“Downsizing” seems to have become a catchword in libraries lately. Physical books are seen less as repositories of knowledge–with a seemingly-endless amount of “knowledge”, both accurate and worthless, being available through the Internet–and more as space-eaters. If books are not being used, or if similar ones are available in electronic format, or if a library simply doesn’t have the space for them because of growth in other areas of the collection (or because of less collection space in general), then it seems to make perfect sense to get rid of them. And the criteria, while varying based on a particular library’s needs and the types of materials being weeded, are usually relatively straightforward. But, what about downsizing one’s own book collection?
As the linked article below (from Inside Higher Ed) mentions, the dynamics of downsizing one’s personal collection have shifted, as books are no longer a scarcity. Furthermore, it is harder to view a physical book as a tangible item having an inherent worth, if that same book is available in electronic format, or if another copy can easily be found on Amazon in the event that one has “donator’s remorse”. What makes it harder to give up a book, however–especially a particular copy of one–is the experience one had when reading it for the first time. Keeping a favorite childhood book can provide a trip down memory lane and serve as a reminder of how a lifelong passion developed, even if the content is no longer captivating. Flipping through a book that sparked a new interest can bring back the thrill of discovery, even if one has moved on to other pursuits. Re-reading a book that one took on a vacation can remind one that reading is often part of an experience larger than just viewing words on a page.
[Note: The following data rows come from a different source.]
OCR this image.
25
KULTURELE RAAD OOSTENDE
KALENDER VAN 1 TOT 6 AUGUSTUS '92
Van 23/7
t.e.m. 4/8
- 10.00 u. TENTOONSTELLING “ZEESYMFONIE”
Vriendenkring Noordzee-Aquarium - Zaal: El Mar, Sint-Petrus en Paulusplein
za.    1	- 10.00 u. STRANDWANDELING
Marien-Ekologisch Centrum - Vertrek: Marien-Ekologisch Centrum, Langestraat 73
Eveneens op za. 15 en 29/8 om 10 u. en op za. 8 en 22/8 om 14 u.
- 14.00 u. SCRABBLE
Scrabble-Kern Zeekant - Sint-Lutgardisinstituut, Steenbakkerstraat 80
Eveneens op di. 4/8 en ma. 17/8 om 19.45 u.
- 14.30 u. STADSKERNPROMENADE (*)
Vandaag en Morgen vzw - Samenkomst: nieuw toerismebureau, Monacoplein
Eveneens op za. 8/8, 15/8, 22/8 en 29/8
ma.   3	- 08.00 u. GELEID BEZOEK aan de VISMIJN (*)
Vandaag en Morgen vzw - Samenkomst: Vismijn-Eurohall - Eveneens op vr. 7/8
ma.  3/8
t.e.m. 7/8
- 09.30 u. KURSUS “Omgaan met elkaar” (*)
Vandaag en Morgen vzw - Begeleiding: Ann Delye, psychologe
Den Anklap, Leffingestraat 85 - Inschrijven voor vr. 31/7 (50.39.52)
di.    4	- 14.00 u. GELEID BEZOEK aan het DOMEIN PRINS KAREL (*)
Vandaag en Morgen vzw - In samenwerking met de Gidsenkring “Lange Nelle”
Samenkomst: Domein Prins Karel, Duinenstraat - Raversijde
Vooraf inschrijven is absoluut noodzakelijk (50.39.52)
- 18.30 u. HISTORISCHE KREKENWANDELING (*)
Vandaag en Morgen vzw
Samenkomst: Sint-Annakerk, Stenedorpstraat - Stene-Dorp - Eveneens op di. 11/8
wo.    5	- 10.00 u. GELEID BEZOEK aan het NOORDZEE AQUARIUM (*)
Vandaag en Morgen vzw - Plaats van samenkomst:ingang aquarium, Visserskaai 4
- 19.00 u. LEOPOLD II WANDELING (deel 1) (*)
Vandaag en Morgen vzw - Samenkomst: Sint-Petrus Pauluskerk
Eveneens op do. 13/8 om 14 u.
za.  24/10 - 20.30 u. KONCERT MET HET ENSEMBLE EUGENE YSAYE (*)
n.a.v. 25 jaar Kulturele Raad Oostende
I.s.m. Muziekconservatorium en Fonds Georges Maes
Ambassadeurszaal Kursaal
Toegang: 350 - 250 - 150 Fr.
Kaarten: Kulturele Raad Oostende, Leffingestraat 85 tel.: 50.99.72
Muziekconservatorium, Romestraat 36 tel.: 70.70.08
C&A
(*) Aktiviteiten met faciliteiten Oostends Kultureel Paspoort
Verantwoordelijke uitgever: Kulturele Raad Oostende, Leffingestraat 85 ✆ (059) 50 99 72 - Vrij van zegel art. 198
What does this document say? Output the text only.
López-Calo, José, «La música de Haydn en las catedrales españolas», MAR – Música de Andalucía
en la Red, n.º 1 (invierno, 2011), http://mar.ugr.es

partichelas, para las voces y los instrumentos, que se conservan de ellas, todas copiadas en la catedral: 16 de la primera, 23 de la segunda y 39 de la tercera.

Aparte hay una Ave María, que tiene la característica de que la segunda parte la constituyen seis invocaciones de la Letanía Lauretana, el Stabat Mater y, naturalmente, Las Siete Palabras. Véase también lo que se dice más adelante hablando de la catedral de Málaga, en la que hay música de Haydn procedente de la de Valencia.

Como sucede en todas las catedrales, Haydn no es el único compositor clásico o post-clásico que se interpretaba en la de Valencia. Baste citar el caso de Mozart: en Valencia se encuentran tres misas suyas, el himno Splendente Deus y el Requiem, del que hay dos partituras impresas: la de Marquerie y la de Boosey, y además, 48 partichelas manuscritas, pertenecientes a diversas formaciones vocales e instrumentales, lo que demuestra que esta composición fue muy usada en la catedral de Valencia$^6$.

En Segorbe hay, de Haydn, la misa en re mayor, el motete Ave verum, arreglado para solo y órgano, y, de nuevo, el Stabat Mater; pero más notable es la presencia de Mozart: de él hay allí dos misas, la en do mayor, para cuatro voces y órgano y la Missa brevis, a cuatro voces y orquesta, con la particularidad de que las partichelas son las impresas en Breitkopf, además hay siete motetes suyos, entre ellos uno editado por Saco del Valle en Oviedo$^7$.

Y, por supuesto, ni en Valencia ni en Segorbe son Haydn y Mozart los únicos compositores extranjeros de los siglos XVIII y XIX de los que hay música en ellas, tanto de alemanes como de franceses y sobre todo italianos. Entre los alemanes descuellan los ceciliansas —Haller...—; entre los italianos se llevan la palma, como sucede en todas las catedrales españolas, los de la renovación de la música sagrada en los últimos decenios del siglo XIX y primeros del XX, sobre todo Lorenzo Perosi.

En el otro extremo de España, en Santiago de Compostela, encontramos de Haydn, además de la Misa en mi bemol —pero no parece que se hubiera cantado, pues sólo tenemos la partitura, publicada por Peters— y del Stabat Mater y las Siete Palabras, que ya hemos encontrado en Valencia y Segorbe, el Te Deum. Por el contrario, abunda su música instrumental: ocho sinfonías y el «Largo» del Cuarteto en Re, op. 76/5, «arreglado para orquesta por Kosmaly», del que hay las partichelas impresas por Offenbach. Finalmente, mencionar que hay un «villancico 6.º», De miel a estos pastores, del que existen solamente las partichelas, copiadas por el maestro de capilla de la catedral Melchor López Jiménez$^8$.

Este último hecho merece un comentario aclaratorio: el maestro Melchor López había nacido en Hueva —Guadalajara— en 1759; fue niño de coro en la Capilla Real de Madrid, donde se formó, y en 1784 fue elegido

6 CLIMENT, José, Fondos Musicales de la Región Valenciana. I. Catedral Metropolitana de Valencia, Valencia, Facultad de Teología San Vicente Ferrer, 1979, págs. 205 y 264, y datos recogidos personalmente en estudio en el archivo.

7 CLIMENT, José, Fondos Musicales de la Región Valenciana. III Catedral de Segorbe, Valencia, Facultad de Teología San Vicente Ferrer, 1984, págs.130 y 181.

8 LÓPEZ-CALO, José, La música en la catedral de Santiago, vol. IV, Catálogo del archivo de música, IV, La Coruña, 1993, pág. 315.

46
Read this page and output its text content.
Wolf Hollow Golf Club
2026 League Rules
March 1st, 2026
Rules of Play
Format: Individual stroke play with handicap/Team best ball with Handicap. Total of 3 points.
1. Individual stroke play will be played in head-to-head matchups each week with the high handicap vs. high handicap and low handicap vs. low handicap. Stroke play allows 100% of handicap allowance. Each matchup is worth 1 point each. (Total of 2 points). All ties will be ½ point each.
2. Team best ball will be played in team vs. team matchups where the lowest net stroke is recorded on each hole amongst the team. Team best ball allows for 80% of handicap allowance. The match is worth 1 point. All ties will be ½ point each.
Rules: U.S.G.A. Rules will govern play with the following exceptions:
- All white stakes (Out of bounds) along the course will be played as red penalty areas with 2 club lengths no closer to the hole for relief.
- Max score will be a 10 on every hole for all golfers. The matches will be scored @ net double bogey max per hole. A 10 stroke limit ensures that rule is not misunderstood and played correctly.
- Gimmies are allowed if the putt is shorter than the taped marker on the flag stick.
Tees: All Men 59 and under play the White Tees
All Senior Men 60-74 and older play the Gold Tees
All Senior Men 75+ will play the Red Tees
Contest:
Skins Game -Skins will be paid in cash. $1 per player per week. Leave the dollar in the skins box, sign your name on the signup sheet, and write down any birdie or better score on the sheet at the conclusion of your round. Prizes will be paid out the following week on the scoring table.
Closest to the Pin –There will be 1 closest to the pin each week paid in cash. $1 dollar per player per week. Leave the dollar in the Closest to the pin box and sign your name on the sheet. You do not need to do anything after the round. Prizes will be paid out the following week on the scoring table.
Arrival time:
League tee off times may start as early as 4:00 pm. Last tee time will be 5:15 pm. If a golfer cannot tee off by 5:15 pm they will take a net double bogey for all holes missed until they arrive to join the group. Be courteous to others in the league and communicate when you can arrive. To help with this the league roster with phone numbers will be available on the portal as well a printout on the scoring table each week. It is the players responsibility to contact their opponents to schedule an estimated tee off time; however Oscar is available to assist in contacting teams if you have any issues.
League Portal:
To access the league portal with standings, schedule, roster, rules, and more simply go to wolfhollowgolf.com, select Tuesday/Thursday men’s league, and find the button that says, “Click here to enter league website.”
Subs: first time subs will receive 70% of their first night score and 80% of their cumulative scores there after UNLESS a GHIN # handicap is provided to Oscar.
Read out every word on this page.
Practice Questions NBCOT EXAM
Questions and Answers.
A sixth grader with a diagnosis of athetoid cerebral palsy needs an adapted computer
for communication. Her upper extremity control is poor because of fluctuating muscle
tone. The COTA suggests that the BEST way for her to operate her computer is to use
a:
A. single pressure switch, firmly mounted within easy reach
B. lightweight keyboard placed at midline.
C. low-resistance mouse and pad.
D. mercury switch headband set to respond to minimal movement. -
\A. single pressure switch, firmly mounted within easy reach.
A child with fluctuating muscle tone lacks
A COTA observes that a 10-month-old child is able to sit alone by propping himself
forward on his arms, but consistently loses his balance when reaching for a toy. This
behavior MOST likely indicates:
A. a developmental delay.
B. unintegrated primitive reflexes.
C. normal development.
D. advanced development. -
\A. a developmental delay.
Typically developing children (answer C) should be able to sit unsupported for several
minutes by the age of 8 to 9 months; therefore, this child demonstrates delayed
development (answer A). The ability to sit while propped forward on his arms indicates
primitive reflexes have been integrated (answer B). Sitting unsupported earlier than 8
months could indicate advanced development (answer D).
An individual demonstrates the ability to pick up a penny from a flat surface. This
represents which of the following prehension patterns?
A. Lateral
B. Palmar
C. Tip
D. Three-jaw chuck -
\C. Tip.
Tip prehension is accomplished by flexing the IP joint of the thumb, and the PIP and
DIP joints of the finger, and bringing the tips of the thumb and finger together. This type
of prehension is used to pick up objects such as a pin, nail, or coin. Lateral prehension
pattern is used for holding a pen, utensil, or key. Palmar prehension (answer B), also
Also, in the case of those books that we do give away, do we consider what happens to them once they have left our hands? One of the reasons we part with books–or with any personal item that once had value to us–is that we assume they will find a good home, whether that be in someone else’s personal collection, in a used bookstore, or in an online marketplace. But, is that always the case? And, even if the new owner does value the book, does that necessarily mean the person will actually value it for content (i.e., will bother reading it)? What if the individual simply wants the book so that a set is complete, and then the set sits, unread, on a shelf? Or, what if someone desires a copy of a book merely so that one has a particular edition? Or, what if one doesn’t even value the text, but simply finds the illustrations interesting? What about the book that is simply tossed into the trash can because it is considered beyond repair, or that, in the interest of protecting the environment, is recycled?
What criteria do you use for downsizing your personal collection? And, do you have any “horror stories”–real or imagined–regarding the fate of once-treasured books that have been sent to a new home?